What does it take to develop a robust dimensional model? Here’s how to get from requirements-gathering to final approval in a process that will ferret out the good, bad and ugly realities of your source data and help you avoid surprises, delays and cost overruns.
Kimball Group has written more than 250 Intelligent Enterprise columns and Kimball Design Tips about dimensional modeling techniques, but we haven’t written much about the dimensional modeling process. What are the tasks and deliverables required to create a robust design? This article presents best practices for designing a dimensional model.
Before embarking on a dimensional design project, you need a solid understanding of the business’s requirements along with a reasonable assessment of the underlying source data. It’s tempting to skip the requirements review, but resist this urge as doing so increases the risk of developing a source-driven model that falls short of business needs in numerous small but significant ways. Optimally, the requirements have been thoroughly researched and documented in a user-approved requirements finding document with the top priority needs clearly identified. This deliverable often also includes a preliminary data warehouse bus matrix. (More details about the bus matrix, a critical data architecture planning tool, are available in an Intelligent Enterprise column, “The Matrix: Revisited.”)
In addition to the business requirements and bus matrix, you’ll also want to review any source data profiling insights uncovered by the project team to date. The final item on your required-reading list is your organization’s naming convention standards document. If you don’t already have naming conventions to adapt for data warehousing and business intelligence, you’ll need to establish them as you develop the dimensional model.
Join the Party
Everyone knows that the key to a successful party is inviting the right people. The same holds true for the dimensional modeling festivities. Unfortunately, too many data modelers view the development of a dimensional model as a solo, independent activity; they retreat to their ivory cubicle to ponder the pros and cons of modeling alternatives on their own, emerging weeks later to unfurl their masterpiece for others to review. While the data modeler should be leading the charge and retain primary responsibility for the deliverables, the best way to arrive at a sound dimensional design is through a collaborative team effort since no one person likely has detailed knowledge of both the business requirements and source system idiosyncrasies.
The modeling team should also include people who can accurately represent the business users’ analytic needs, such as the business analyst, power user, BI application developer, or all of the above. In particular, power user involvement is valuable as they’ve likely already identified business rules to convert source data into more meaningful information for decision making; their insights often result in a richer, more analytically complete design. The designated data stewards should be involved in the modeling process to drive to organizational agreement on names, definitions, and business rules (If you haven’t already established a data stewardship program, there’s no time like the present to do so).
It’s also beneficial to have some source experts at least intermittently involved in the process to quickly answer questions and resolve issues regarding data timing and content nuances. Finally, you should invite members of the ETL team to the party to gain early insights about the model and its source-to-target mapping. ETL team members typically have more to gain than contribute to the modeling process, but getting their buy-in to the design saves valuable time and avoids tire-spinning down the road. For the same reason, you should also involve the DBAs who will implement the physical design.

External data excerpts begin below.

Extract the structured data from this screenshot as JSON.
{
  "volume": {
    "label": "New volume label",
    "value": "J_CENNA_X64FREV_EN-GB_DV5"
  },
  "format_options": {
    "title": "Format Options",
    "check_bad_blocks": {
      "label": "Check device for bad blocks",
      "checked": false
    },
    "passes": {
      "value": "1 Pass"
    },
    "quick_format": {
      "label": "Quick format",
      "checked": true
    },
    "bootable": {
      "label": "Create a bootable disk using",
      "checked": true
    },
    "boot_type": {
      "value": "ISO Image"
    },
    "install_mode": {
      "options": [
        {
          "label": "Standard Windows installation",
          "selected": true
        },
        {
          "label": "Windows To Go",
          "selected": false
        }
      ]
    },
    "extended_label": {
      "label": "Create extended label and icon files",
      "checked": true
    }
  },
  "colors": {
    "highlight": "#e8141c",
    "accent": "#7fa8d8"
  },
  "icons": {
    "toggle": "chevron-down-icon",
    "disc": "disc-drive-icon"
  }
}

Don’t attempt to schedule all-day design meetings. Instead, you should structure 2 1/2-hour morning and afternoon sessions so the lead modeler has time to update the documentation before the next meeting (and so team members can deal with the demands of their day jobs). Rather than asking team members to commit 5 days per week to the design sessions, you should schedule the sessions for 3 days per week, such as Tuesday-Thursday. You’re more likely to have consistent participation if the schedule is not overly aggressive. Consistent participation is critical to avoid rehashing design decisions.
With the team assembled and prerequisite reading completed, it may be appropriate to briefly introduce dimensional modeling so everyone on the team understands its core principles (and appreciates that denormalization is not always evil). The team’s first objective is to reach agreement on a high-level model diagram, or bubble chart, as illustrated above. The bubble chart represents a fact table corresponding to a single business process; it includes a clearly articulated grain declaration and identification of core dimensions. The bubble chart can often be derived largely from the preliminary bus matrix. It serves to get everyone on the same page regarding the scope of the model without getting unnecessarily mired in the details. Because it’s easy-to-understand, the high-level diagram also facilitates discussion between the design team and business partners.
Dive Into the Details
With consensus on the bubble chart, the team then launches into table-by-table and column-by-column discussion, drilling into more detail about the requisite attributes and metrics, including definitions, transformation rules and data-quality concerns. Your initial sessions should focus on a more straightforward dimension table so the team experiences a quick win before dealing with the more controversial dimensions. The dimensional model will unfold through a series of design sessions, with each pass producing a more detailed design that’s been repeatedly tested against your understanding of the business needs.
As you’re iteratively fleshing out the design, team members will need to do more interrogation of the data. Thus, ongoing access to a profiling tool (or less sophisticated method) will be critical. Ferreting out the good, bad and ugly realities of your source data during the design process will minimize the surprises and corresponding overruns during the ETL design and development activity.
Throughout the design sessions, the data modeler or designated scribe should be filling in a detailed worksheet for each table with information such as the attribute or fact name, column description, sample values and decodes, change tracking rules for dimension attributes, and preliminary transformation business rules. These worksheets form the basis for the source-to-target mapping, which is further embellished by the physical designer and then ultimately handed off to the ETL team. In addition to the detailed worksheets, the design team scribe should also be logging open issues so they’re captured in a single document to facilitate review and assignment at the end of every session.
Review the Results
The last phase of the modeling process involves reviewing and validating the model with interested parties, starting with the project team, extending to those in IT with intimate knowledge of the source systems, and concluding with the broader business community. Approval from this last group is critical before time and money is invested in the data implementation. Plan to devote much of this review to illustrating how the model will address sample questions from the requirements findings.
A typical design effort usually takes three to four weeks for a single business process dimensional model, but the time required will vary depending on the complexity of the business process, availability of preexisting conformed dimensions, experience of the modeling team, existence of well-documented business requirements, and the difficulty reaching consensus.
Designing a dimensional model with interested parties representing diverse skills requires commitment and cooperation, but the end result is a robust model that has been rigorously tested against both the business needs and data realities. That’s exactly what you want before you move ahead with the implementation.